Il devient donc clair que l'annonce par Jean du royaume à venir n'avait
pas moins d'une demi-douzaine de significations différentes dans la pensée
des auditeurs de ses sermons passionnés. Mais quel que fût le sens qu'il
attachaient aux phrases employées par Jean, chacun des groupes qui
attendaient le royaume des Juifs étaient intrigué par les proclamations de
ce prédicateur de droiture et de repentir, sincère, enthousiaste, et
expéditif, qui exhortait si solennellement sont auditoire à « fuir le
courroux à venir.
6. -- JEAN COMMENCE À PRÊCHER
Aux premiers jours de mois de mars de l'an 25, Jean fit le tour de la
côte occidentale de la Mer Morte et remonta le cours du Jourdain jusqu'en
face de Jéricho, à l'ancien gué par lequel Josué et les enfants d'Israël
avait passé lorsqu'ils entrèrent pour la première fois dans la terre
promise.
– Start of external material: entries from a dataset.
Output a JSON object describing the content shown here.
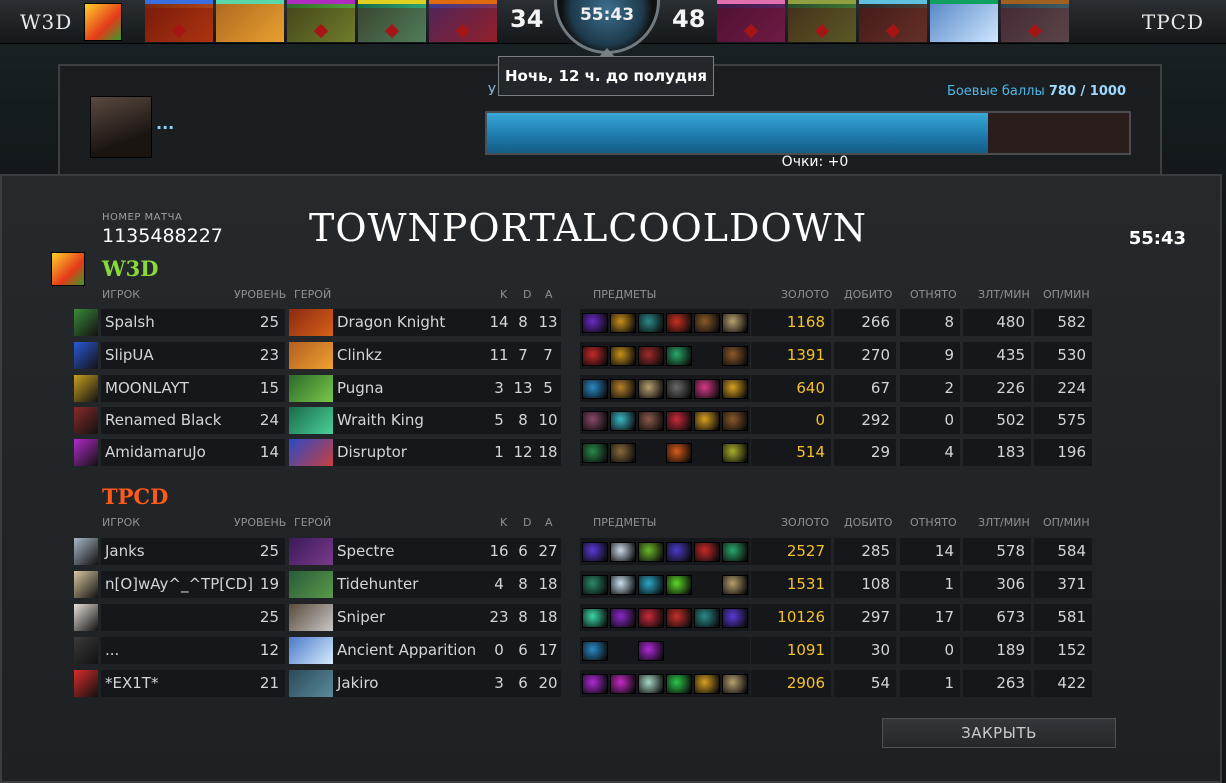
{
  "topbar": {
    "team_left": "W3D",
    "team_right": "TPCD",
    "score_left": "34",
    "score_right": "48",
    "clock": "55:43",
    "tooltip": "Ночь,  12 ч. до полудня",
    "left_heroes": [
      {
        "hero": "Dragon Knight",
        "bar": "#3b6ee0",
        "colors": [
          "#7a2a10",
          "#c8501a"
        ],
        "dead": true
      },
      {
        "hero": "Clinkz",
        "bar": "#5ad6a8",
        "colors": [
          "#b06a20",
          "#e8a030"
        ],
        "dead": false
      },
      {
        "hero": "Pugna",
        "bar": "#b02cc0",
        "colors": [
          "#2c6a2a",
          "#6ac040"
        ],
        "dead": true
      },
      {
        "hero": "Wraith King",
        "bar": "#e0d020",
        "colors": [
          "#1a6a4a",
          "#3ac08a"
        ],
        "dead": true
      },
      {
        "hero": "Disruptor",
        "bar": "#e06a10",
        "colors": [
          "#3a3a8a",
          "#a03040"
        ],
        "dead": true
      }
    ],
    "right_heroes": [
      {
        "hero": "Spectre",
        "bar": "#e070b0",
        "colors": [
          "#3a1a4a",
          "#6a2a6a"
        ],
        "dead": true
      },
      {
        "hero": "Tidehunter",
        "bar": "#90a040",
        "colors": [
          "#2a4a2a",
          "#4a8a3a"
        ],
        "dead": true
      },
      {
        "hero": "Sniper",
        "bar": "#60c0e0",
        "colors": [
          "#2a2a2a",
          "#5a4a3a"
        ],
        "dead": true
      },
      {
        "hero": "Ancient Apparition",
        "bar": "#10a060",
        "colors": [
          "#5a8ac8",
          "#cfe6ff"
        ],
        "dead": false
      },
      {
        "hero": "Jakiro",
        "bar": "#a06020",
        "colors": [
          "#2a4050",
          "#4a6a70"
        ],
        "dead": true
      }
    ]
  },
  "battle_points": {
    "title": "У",
    "label": "Боевые баллы",
    "value": "780 / 1000",
    "fill": 0.78,
    "dots": "...",
    "points": "Очки: +0"
  },
  "board": {
    "match_label": "НОМЕР МАТЧА",
    "match_id": "1135488227",
    "title": "TOWNPORTALCOOLDOWN",
    "time": "55:43",
    "columns": {
      "player": "ИГРОК",
      "level": "УРОВЕНЬ",
      "hero": "ГЕРОЙ",
      "k": "K",
      "d": "D",
      "a": "A",
      "items": "ПРЕДМЕТЫ",
      "gold": "ЗОЛОТО",
      "lh": "ДОБИТО",
      "dn": "ОТНЯТО",
      "gpm": "ЗЛТ/МИН",
      "xpm": "ОП/МИН"
    },
    "close_label": "ЗАКРЫТЬ",
    "teams": [
      {
        "name": "W3D",
        "players": [
          {
            "player": "Spalsh",
            "level": "25",
            "hero": "Dragon Knight",
            "k": "14",
            "d": "8",
            "a": "13",
            "gold": "1168",
            "lh": "266",
            "dn": "8",
            "gpm": "480",
            "xpm": "582",
            "avatar": "#3a8a3a",
            "hero_colors": [
              "#8a2a10",
              "#d8601a"
            ],
            "items": [
              "#6a2ac8",
              "#c8901a",
              "#2a8a8a",
              "#c83020",
              "#8a5a2a",
              "#b8a070"
            ]
          },
          {
            "player": "SlipUA",
            "level": "23",
            "hero": "Clinkz",
            "k": "11",
            "d": "7",
            "a": "7",
            "gold": "1391",
            "lh": "270",
            "dn": "9",
            "gpm": "435",
            "xpm": "530",
            "avatar": "#2a5ad8",
            "hero_colors": [
              "#b06020",
              "#f0a030"
            ],
            "items": [
              "#c82a2a",
              "#c8901a",
              "#a02a2a",
              "#2aa86a",
              "",
              "#8a5a2a"
            ]
          },
          {
            "player": "MOONLAYT",
            "level": "15",
            "hero": "Pugna",
            "k": "3",
            "d": "13",
            "a": "5",
            "gold": "640",
            "lh": "67",
            "dn": "2",
            "gpm": "226",
            "xpm": "224",
            "avatar": "#c8a020",
            "hero_colors": [
              "#2a6a2a",
              "#7ac84a"
            ],
            "items": [
              "#2a8ac8",
              "#b8802a",
              "#b8a070",
              "#6a6a6a",
              "#d83a8a",
              "#d8a020"
            ]
          },
          {
            "player": "Renamed Black Heart",
            "level": "24",
            "hero": "Wraith King",
            "k": "5",
            "d": "8",
            "a": "10",
            "gold": "0",
            "lh": "292",
            "dn": "0",
            "gpm": "502",
            "xpm": "575",
            "avatar": "#8a2a2a",
            "hero_colors": [
              "#1a6a4a",
              "#4ad09a"
            ],
            "items": [
              "#8a4a6a",
              "#3ab8c8",
              "#8a5a4a",
              "#c82a3a",
              "#d8a020",
              "#8a5a2a"
            ]
          },
          {
            "player": "AmidamaruJo",
            "level": "14",
            "hero": "Disruptor",
            "k": "1",
            "d": "12",
            "a": "18",
            "gold": "514",
            "lh": "29",
            "dn": "4",
            "gpm": "183",
            "xpm": "196",
            "avatar": "#b02ac8",
            "hero_colors": [
              "#2a4ac8",
              "#c84040"
            ],
            "items": [
              "#2a8a4a",
              "#8a6a3a",
              "",
              "#d85a1a",
              "",
              "#a8b02a"
            ]
          }
        ]
      },
      {
        "name": "TPCD",
        "players": [
          {
            "player": "Janks",
            "level": "25",
            "hero": "Spectre",
            "k": "16",
            "d": "6",
            "a": "27",
            "gold": "2527",
            "lh": "285",
            "dn": "14",
            "gpm": "578",
            "xpm": "584",
            "avatar": "#a8b8c8",
            "hero_colors": [
              "#3a1a5a",
              "#7a3a8a"
            ],
            "items": [
              "#5a3ad8",
              "#c8d8e8",
              "#6ab82a",
              "#4a3ac8",
              "#c82a2a",
              "#2aa86a"
            ]
          },
          {
            "player": "n[O]wAy^_^TP[CD]",
            "level": "19",
            "hero": "Tidehunter",
            "k": "4",
            "d": "8",
            "a": "18",
            "gold": "1531",
            "lh": "108",
            "dn": "1",
            "gpm": "306",
            "xpm": "371",
            "avatar": "#d8c8a0",
            "hero_colors": [
              "#2a5a3a",
              "#5a9a4a"
            ],
            "items": [
              "#2a8a6a",
              "#c8e0f0",
              "#2aa8c8",
              "#5ad82a",
              "",
              "#b8a070"
            ]
          },
          {
            "player": "",
            "level": "25",
            "hero": "Sniper",
            "k": "23",
            "d": "8",
            "a": "18",
            "gold": "10126",
            "lh": "297",
            "dn": "17",
            "gpm": "673",
            "xpm": "581",
            "avatar": "#e8e0d8",
            "hero_colors": [
              "#5a4a3a",
              "#c8c8c8"
            ],
            "items": [
              "#3ad8a8",
              "#8a2ac8",
              "#c82a3a",
              "#c8302a",
              "#2a8a8a",
              "#5a3ad8"
            ]
          },
          {
            "player": "...",
            "level": "12",
            "hero": "Ancient Apparition",
            "k": "0",
            "d": "6",
            "a": "17",
            "gold": "1091",
            "lh": "30",
            "dn": "0",
            "gpm": "189",
            "xpm": "152",
            "avatar": "#3a3a3a",
            "hero_colors": [
              "#4a7ac8",
              "#d8ecff"
            ],
            "items": [
              "#2a8ac8",
              "",
              "#b02ad8",
              "",
              "",
              ""
            ]
          },
          {
            "player": "*EX1T*",
            "level": "21",
            "hero": "Jakiro",
            "k": "3",
            "d": "6",
            "a": "20",
            "gold": "2906",
            "lh": "54",
            "dn": "1",
            "gpm": "263",
            "xpm": "422",
            "avatar": "#d82a2a",
            "hero_colors": [
              "#2a4a5a",
              "#5a8a9a"
            ],
            "items": [
              "#b02ad8",
              "#c82ac8",
              "#a8d8c8",
              "#2ac84a",
              "#d8a020",
              "#b8a070"
            ]
          }
        ]
      }
    ]
  }
}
Jean alla sur l'autre rive, s'installa près de l'accès du gué, et
commença à prêcher aux passants qui traversaient le Jourdain dans un sens
ou dans l'autre. C'était le gué le plus fréquenté du fleuve.
Tous ceux qui écoutaient Jean se rendaient compte qu'il était plus
qu'un prédicateur. La majorité des auditeurs de cet homme étrange, surgi
du désert de Judée, repartaient en croyant avoir entendu la voix
d'un prophète. Il n'y avait rien d'étonnant à ce que les âmes de ces Juifs
lassés mais plein d'espoir fussent profondément remués par un tel
phénomène. Dans toute l'histoire juive, jamais les pieux enfants
d'Abraham n'avaient autant désiré la « consolation d'Israël », ni plus
ardemment anticipé la « restauration du royaume ». À aucune époque de la
vie du peuple juif le message de Jean -- le royaume des cieux est à portée
de la main -- n'aurait pu exercer un attrait aussi profond et aussi
universel qu'au moment même où Jean apparut si mystérieusement sur la rive
de ce gué méridional du Jourdain.
Il était pâtre, comme Amos. Il était vêtu, comme jadis Élie; il
fulminait ses recommandations et lançait ses avertissements avec «
l'esprit et le pouvoir d'Élie ». Il n'est pas surprenant que cet étonnant
prédicateur ait créé de puissant remous dans toute la Palestine à mesure
que les voyageurs apportaient au loin la nouvelle de ses sermons au bord
du Jourdain.
Le travail de ce Naziréen comportait encore une autre caractéristique
nouvelle: il baptisait chacun de ses fidèles dans le Jourdain «
pour la rémission des péchés ». Bien que le baptême ne fût pas une
cérémonie nouvelle chez les Juifs. ils ne l'avaient jamais vu pratiquer
comme par Jean. Depuis longtemps il était courant de baptiser ainsi des
prosélytes Gentils pour les admettre dans la cour extérieur du temple,
mais jamais on avait demandé aux Juifs eux-même de se soumettre au baptême
de repentance. Quinze mois seulement s'écoulèrent entre le moment où Jean
commença à prêcher et à baptiser et l'époque de son arrestation et de son
emprisonnement à l'instigation d'Hérode Antipas, mais durant ce court laps
de temps il baptisa plus de cent mille pénitents.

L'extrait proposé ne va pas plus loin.